Ce tableau énigmatique permet de témoigner des premiers pas du peintre surréaliste Yves Tanguy et d’éclairer d’un jour nouveau l’amitié qui liait l’artiste à Marcel Duhamel et aux frères Jacques et Pierre Prévert, notamment lors de leurs séjours à Locronan.
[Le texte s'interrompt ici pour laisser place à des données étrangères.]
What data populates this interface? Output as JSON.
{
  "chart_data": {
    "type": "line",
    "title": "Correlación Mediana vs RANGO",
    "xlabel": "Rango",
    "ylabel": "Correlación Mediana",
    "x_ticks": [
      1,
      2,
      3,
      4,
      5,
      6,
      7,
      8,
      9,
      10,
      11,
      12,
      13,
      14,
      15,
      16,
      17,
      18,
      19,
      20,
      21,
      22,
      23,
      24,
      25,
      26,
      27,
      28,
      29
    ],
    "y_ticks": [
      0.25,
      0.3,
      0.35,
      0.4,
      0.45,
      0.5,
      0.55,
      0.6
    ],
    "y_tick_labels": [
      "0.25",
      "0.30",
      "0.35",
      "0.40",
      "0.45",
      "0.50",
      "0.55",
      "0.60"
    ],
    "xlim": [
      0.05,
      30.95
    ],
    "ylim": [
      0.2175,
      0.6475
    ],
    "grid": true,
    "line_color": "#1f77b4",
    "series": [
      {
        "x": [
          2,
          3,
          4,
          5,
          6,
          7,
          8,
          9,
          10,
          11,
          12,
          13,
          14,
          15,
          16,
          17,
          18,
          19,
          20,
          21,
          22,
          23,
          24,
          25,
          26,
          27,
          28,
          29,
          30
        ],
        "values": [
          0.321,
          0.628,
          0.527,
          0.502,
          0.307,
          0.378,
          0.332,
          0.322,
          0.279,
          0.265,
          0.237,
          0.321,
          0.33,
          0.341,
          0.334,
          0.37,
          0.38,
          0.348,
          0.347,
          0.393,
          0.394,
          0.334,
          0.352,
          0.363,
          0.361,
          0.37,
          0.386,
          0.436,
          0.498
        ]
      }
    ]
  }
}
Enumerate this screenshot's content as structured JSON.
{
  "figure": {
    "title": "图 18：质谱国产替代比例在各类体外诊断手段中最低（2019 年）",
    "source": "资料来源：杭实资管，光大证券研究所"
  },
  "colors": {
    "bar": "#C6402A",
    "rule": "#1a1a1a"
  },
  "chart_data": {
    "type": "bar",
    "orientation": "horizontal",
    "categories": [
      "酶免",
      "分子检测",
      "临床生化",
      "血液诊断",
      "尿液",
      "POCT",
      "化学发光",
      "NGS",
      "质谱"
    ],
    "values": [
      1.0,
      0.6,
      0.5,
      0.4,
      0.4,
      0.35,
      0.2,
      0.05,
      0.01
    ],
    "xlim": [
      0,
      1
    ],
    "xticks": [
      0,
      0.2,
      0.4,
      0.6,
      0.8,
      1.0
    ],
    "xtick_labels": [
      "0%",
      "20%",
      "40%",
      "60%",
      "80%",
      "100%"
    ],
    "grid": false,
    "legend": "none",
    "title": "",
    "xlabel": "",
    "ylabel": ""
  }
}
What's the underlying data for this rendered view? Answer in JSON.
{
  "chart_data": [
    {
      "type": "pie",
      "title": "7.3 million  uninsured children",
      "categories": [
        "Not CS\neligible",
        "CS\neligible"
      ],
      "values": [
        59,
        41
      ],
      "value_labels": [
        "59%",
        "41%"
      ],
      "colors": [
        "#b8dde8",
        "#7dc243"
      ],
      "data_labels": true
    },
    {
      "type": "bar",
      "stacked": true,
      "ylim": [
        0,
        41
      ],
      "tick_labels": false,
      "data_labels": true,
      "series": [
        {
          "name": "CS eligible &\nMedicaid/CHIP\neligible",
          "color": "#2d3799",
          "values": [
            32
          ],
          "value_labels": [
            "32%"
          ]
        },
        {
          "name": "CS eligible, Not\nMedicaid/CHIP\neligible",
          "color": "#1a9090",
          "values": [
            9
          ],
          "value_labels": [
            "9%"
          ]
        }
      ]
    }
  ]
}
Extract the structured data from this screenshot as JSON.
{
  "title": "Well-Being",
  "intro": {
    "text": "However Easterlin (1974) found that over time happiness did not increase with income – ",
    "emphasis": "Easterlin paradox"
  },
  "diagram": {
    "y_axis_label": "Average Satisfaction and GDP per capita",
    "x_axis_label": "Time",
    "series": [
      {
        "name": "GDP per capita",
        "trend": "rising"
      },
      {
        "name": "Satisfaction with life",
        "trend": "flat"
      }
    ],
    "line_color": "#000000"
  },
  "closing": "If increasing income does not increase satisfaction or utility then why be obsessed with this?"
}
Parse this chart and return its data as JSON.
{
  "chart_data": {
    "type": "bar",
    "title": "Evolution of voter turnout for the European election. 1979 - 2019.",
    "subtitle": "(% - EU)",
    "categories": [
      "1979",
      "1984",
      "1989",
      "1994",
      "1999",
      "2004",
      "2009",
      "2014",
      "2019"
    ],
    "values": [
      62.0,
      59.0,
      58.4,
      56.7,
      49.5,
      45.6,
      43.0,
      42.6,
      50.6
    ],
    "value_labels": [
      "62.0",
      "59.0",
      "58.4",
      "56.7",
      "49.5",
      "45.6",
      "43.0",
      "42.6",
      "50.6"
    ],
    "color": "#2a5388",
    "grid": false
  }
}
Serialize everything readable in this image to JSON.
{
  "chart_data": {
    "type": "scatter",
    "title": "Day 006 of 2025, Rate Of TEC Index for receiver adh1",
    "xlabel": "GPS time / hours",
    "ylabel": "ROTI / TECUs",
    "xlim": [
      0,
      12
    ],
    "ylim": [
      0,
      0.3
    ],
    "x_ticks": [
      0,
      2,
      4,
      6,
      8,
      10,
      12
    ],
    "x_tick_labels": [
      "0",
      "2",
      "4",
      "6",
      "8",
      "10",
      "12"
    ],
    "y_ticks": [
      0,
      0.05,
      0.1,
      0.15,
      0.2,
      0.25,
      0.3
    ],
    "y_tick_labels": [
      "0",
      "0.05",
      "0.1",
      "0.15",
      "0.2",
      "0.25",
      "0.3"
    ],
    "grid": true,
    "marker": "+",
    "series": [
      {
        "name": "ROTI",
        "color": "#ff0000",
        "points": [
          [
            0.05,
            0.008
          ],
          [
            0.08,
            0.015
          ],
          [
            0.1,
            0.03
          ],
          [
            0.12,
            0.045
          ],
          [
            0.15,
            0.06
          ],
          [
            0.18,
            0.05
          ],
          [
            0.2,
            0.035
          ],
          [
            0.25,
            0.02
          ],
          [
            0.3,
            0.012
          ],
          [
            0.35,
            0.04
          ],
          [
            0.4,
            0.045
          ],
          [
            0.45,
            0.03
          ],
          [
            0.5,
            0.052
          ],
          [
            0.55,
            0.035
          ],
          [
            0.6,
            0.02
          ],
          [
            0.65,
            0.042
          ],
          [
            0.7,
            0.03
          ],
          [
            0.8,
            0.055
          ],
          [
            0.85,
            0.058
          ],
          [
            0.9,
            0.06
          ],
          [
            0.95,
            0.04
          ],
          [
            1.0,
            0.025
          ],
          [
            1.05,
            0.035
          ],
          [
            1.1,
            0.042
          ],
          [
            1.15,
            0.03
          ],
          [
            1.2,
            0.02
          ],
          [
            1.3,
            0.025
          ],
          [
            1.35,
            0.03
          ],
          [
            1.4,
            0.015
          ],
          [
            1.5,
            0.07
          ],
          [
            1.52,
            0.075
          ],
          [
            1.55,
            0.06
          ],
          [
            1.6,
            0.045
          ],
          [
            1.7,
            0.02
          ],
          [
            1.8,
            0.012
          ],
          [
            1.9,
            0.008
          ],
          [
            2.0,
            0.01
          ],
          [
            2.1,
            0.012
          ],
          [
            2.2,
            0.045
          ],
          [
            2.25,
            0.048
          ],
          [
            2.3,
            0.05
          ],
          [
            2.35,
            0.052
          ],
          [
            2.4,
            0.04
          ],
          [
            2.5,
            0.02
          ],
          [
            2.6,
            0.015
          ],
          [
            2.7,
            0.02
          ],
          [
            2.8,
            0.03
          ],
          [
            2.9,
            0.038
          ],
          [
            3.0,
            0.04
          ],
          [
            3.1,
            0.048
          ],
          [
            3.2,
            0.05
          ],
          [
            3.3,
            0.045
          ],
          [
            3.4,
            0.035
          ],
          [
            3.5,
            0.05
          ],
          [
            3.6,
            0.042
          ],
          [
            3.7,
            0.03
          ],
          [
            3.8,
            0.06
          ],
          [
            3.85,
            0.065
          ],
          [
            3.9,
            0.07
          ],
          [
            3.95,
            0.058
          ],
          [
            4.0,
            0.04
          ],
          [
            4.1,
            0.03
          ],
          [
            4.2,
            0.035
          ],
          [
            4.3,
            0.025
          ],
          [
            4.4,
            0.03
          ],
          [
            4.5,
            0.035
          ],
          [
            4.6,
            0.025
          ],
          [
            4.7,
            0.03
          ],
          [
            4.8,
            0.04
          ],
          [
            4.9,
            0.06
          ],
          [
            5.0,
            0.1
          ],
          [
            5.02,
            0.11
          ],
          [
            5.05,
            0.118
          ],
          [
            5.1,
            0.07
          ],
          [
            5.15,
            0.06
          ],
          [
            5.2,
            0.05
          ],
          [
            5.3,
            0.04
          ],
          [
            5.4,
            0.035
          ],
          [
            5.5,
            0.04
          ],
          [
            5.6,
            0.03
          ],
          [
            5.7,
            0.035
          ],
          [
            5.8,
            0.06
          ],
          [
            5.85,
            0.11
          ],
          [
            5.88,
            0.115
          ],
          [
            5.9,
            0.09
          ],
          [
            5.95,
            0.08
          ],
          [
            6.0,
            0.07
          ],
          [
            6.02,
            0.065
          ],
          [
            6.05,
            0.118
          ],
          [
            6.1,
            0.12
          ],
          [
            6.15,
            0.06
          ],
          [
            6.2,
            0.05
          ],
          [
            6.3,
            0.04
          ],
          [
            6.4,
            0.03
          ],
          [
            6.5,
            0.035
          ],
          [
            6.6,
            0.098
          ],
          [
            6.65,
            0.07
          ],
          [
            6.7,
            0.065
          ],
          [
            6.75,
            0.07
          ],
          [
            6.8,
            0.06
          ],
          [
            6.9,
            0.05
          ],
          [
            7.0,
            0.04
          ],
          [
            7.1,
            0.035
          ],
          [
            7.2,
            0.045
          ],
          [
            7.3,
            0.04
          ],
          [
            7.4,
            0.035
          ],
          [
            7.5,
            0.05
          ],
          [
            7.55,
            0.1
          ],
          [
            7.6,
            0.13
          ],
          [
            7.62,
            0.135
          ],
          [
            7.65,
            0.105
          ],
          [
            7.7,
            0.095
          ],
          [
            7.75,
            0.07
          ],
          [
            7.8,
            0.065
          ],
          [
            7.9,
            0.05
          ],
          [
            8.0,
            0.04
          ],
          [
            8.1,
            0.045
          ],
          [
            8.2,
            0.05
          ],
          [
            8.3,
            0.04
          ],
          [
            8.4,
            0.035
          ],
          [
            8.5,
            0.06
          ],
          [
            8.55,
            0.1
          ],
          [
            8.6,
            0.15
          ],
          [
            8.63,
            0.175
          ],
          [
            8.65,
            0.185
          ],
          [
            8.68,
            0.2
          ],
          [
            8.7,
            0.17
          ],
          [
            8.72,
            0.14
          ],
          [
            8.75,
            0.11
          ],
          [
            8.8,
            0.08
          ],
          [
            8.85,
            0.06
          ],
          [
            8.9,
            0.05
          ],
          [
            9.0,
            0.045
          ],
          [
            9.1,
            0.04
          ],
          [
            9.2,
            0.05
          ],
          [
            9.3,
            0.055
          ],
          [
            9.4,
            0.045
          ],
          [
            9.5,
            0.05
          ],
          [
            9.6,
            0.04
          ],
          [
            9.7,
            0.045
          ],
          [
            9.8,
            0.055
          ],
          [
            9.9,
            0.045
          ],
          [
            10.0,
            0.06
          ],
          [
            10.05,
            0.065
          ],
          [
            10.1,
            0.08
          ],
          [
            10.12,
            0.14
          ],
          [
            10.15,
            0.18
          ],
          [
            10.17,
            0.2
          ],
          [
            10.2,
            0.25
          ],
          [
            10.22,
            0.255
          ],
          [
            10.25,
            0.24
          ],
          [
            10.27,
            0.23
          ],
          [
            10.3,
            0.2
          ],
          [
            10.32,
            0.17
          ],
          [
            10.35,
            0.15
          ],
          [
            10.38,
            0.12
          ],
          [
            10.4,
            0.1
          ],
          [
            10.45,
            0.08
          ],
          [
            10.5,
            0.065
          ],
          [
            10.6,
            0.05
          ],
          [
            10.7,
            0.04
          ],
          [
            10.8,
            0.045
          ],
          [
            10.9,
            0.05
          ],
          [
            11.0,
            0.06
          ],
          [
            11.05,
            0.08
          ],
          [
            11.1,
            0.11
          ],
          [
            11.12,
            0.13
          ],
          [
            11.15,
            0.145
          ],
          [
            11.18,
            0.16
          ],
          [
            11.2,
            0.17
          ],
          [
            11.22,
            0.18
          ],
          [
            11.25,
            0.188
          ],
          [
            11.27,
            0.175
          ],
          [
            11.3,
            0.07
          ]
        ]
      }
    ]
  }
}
Rien que le « pedigree » de ce tableau en fait une œuvre historique. En effet, c’est la deuxième huile sur toile exécutée par l’autodidacte Yves Tanguy (la première Rue de la Santé est conservée au Museum of Modern Art de New York) ; il la donne, sans doute peu après sa création, à Marcel Duhamel, futur fondateur de la Série noire, rencontré par l’intermédiaire de Jacques Prévert au début des années 1920. Il semblerait que Marcel l’ait vendue à un portier de l’hôtel Grosvenor avant de la récupérer vingt ans plus tard. Sa veuve Germaine en fait ensuite don en 1983 à Catherine Prévert, la fille de Pierre Prévert, nièce de Jacques, qui décide en cette année 2017 de l’offrir à la Ville de Quimper, sans condition, motivée par les liens prégnants de Tanguy avec le Finistère et l’accueil reçu lors de la rétrospective Yves Tanguy, l’univers surréaliste organisée en 2007 au musée par le précédent directeur, André Cariou.
Ce tableau Le Pont, s’il n’est pas à proprement parler surréaliste, pose les jalons de la carrière du « peintre surréaliste par excellence », peu représenté dans les collections publiques françaises. Dans cette œuvre, c’est toute l’ambiance de la rue du Château qui émerge, un certain anarchisme, le goût pour la culture populaire, cet « avant André Breton » et donc ce trio Tanguy-Prévert-Duhamel qui, de Paris à la Bretagne, a marqué l’histoire des arts.